OTTAWA /CNW Telbec/ - The motor vehicle manufacturing industry in Canada got good news in 2015, but the industry faces numerous medium- and long-term challenges in its outlook, according to The Conference Board of Canada's industry outlook.
Thanks to record sales in both Canada and the United States and a declining Canadian dollar, industry profits in 2015 are estimated to have surged by 79 per cent to almost $2.5 billion and the industry's pre-tax profit margin reached 4 per cent – the highest since 2000. However, the economic headwinds facing the Canadian economy are sufficient to ensure profits drop to $2 billion this year, and continue to decline steadily through 2020.
Both Canada and the United States posted record sales in 2015. Although Canadian sales are expected to plateau, U.S. demand is on the upswing.
Manufacturers are shifting car production to the Southern United States and Mexico, and retooling Canadian plants for truck and crossover assembly.
The Trans-Pacific Partnership agreement is expected to pose challenges to Canadian vehicles and parts manufacturers.
"Despite the strong short-term results, the Canadian auto assembly industry is struggling to grow," said Michael Burt, Director, Industrial Economic Trends. "Over the next five years, no growth in production is expected in Canada.
"While the impact of the Trans-Pacific Partnership (the TPP) agreement is still somewhat uncertain, it is expected to heighten competition for Canadian assemblers and parts manufacturers. The agreement calls for the elimination of tariffs on imported Japanese vehicles within five years of ratification, leading to enhanced competition in the saturated Canadian market. Although Canadian producers have not traditionally exported a lot to Asian countries, the TPP will also increase their market access to member countries, creating new opportunities."
For vehicle manufacturers, tariffs on Japanese vehicles are to be eliminated within five years of ratification. In contrast, U.S. tariffs on Japanese vehicles, although higher, would not be eliminated fully for 25 years.
Parts manufacturers currently operate under provisions that require vehicles to contain at least 62.5 per cent of their content from the three countries—Canada, Mexico or the U.S. Under the TPP, that share will drop to 45 per cent, 40 per cent or even 35 per cent, depending on the parts in question. These provisions increase the likelihood that more imported parts will make their way into North American supply chains.

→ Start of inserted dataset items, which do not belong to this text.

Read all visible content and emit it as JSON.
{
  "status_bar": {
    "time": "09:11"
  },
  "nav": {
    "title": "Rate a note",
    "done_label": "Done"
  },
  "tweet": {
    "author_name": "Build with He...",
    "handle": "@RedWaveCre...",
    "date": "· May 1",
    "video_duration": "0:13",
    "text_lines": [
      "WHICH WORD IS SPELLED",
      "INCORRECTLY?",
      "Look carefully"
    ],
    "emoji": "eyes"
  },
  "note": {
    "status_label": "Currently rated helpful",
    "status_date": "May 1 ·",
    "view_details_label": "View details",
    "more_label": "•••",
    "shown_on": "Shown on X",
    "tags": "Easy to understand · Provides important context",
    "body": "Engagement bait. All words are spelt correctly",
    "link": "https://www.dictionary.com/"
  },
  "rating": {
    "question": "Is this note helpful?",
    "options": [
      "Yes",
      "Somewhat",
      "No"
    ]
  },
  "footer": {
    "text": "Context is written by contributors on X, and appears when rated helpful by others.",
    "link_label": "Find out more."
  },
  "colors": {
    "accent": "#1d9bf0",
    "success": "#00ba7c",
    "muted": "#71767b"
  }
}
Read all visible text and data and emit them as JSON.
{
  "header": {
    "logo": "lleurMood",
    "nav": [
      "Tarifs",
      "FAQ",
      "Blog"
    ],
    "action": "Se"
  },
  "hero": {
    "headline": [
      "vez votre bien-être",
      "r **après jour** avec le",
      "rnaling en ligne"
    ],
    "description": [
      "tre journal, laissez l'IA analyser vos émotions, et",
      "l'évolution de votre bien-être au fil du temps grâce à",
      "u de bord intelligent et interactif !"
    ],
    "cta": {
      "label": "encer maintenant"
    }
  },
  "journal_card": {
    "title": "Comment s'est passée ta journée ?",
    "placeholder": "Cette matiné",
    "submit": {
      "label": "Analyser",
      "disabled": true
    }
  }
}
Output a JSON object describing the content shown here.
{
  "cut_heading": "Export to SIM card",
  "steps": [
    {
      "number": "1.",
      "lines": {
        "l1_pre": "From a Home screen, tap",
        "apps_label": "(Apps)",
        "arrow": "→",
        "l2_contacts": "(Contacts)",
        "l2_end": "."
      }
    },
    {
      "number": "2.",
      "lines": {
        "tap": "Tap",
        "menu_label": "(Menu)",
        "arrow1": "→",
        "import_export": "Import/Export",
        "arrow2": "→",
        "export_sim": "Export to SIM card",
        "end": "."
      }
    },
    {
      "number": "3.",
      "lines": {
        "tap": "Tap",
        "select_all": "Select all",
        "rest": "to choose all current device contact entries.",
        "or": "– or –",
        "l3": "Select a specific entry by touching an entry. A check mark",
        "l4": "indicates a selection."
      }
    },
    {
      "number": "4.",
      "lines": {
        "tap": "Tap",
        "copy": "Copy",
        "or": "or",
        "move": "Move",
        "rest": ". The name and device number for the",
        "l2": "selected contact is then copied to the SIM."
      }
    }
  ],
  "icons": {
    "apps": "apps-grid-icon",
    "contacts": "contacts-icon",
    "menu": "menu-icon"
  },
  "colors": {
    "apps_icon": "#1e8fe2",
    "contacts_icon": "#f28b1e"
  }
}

Low petroleum prices are contributing to rising demand for trucks and crossover vehicles at the expense of passenger cars, which is a boost for Canadian-based assembly plants. Manufacturers are shifting car production to the Southern United States and Mexico, and retooling Canadian plants for truck and crossover assembly, which produce higher profits per vehicle.
As a whole, however, Canada is continuing to lose out on auto sector investment to the southern US and Mexico. Toyota is ending Corolla production in Canada and replacing it with the crossover RAV4. Although its lifespan has been extended, the Consolidated Line at General Motors' Oshawa Assembly is now slated to close in 2017 and no replacement model has been identified. Labour negotiations in 2016 may play a key role in whether the Detroit Three automakers direct new models to Canadian plants.